Bei der ersten Ausfahrt im sonnigen Kalifornien – die USA ist ein wichtiger Markt – kann der GT S auf dem Highway Number One seinen Cruise-Faktor ausspielen. Bevor es losgeht, gilt es eine Hürde zu überwinden: über den relativ breiten Schweller in den strammen Sportsitz. Das ist kein Klettern, aber wer Hut und Gehstock trägt, kommt hier nicht rein. Drinnen blickt man auf edelstes Interieur und hockt sagenhaft nah an der Straße, hat aber erstaunlich viel Überblick aus den schmalen Fenstern.

Wenn draußen Pazifik-Panorama vorbei zieht, lässt sich der Zweisitzer entspannt cruisen.  Der Komfort-Modus des vier Programme umfassenden, optionalen Fahrdynamik-Systems (Comfort, Sport, Sport+, Race; 2.200 Euro) hält die Servounterstüzung hoch, lässt den Motor segeln oder nimmt ihn beim Ampelstopp sogar ganz vom Saft, auch das Fahrwerk ist im Reisemodus.

Dass auch Kalifornien in der Staatskasse nicht genug Geld hat, um alle Schlaglöcher zu stopfen, vermeldet der GT S allerdings recht deutlich. Selbst in der Komfort-Stellung der Dämpfer schüttelt der Sportwagen seine Insassen noch durch. Wo wir gerade am kritteln sind: 9,4 Liter Verbrauch auf dem Rollenprüfstand stehen rund elf auf der Testfahrt entgegen.

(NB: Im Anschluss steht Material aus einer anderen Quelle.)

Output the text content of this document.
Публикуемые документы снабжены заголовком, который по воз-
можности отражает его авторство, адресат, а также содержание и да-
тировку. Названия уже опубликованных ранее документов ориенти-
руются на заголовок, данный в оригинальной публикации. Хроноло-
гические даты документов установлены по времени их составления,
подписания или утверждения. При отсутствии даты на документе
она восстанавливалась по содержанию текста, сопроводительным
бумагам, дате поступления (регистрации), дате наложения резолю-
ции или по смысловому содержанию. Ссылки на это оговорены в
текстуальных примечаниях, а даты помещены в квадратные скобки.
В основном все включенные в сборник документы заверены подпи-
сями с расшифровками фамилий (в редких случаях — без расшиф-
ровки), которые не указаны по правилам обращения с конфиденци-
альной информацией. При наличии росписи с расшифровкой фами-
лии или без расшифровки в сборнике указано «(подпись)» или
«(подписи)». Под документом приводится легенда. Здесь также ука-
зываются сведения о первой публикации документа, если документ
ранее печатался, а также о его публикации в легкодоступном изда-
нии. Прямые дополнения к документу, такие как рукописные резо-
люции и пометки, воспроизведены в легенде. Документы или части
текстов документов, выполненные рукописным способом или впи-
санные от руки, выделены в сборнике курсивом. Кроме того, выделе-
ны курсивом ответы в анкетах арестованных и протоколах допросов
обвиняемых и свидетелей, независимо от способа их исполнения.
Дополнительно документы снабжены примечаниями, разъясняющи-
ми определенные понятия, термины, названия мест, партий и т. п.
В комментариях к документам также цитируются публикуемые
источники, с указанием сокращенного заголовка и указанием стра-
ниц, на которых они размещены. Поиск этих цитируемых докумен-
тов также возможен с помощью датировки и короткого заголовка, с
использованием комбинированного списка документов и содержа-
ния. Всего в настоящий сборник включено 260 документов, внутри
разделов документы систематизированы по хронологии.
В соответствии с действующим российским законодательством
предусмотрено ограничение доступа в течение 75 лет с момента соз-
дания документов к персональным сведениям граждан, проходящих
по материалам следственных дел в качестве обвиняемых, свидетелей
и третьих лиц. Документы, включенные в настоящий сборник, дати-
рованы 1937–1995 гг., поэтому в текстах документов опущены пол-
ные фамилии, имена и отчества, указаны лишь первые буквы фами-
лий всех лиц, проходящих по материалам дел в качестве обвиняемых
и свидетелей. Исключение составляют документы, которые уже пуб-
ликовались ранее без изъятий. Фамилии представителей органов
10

Ha noi! würde der Schwabe sagen. Denn zugegeben: Der Wumms des 4,0-Liter-V8 ist auch im Land der 45-mph-Schilder (ca. 70 km/h) zu verlockend, als dass ihm der Fahrer lange widerstehen könnte. Vom Saugmotor-Konzept wie beim SLS, auf dessen Plattform der GT größtenteils basiert, hat sich AMG verabschiedet: Der V8 wird nun von zwei Turboladern zwangsbeatmet, die zwischen den Zylinderbänken im V sitzen.

Herrlich: Kaum, dass man ans Gasgeben gedacht hat, ist der Befehl quasi direkt aus dem Hirn auf die Hinterräder übertragen, so blitzschnell reagiert der GT schon im Komfort-Modus auf das Gaspedal. Das Siebengang-Doppelkupplungsgetriebe trägt dazu einen wesentlichen Teil bei.

Den Macker markieren muss der Schwabe dabei nie. Allein die markante Front im Rückspiegel mit den LED-Scheinwerfern und der stilisierten Tagfahrlicht-Augenbraue lässt so manchen Toyota Prius ehrfürchtig Platz machen. Vielleicht ist es aber auch der mächtig böse Sound, der – wie beim Wettbewerber auf Knopfdruck – aus den eckigen Endrohren dröhnt, und sowohl ACDCs Hells Bells als auch Beethovens Neunte aus den Burmester-Lautsprechern klanglich in den Schatten stellt.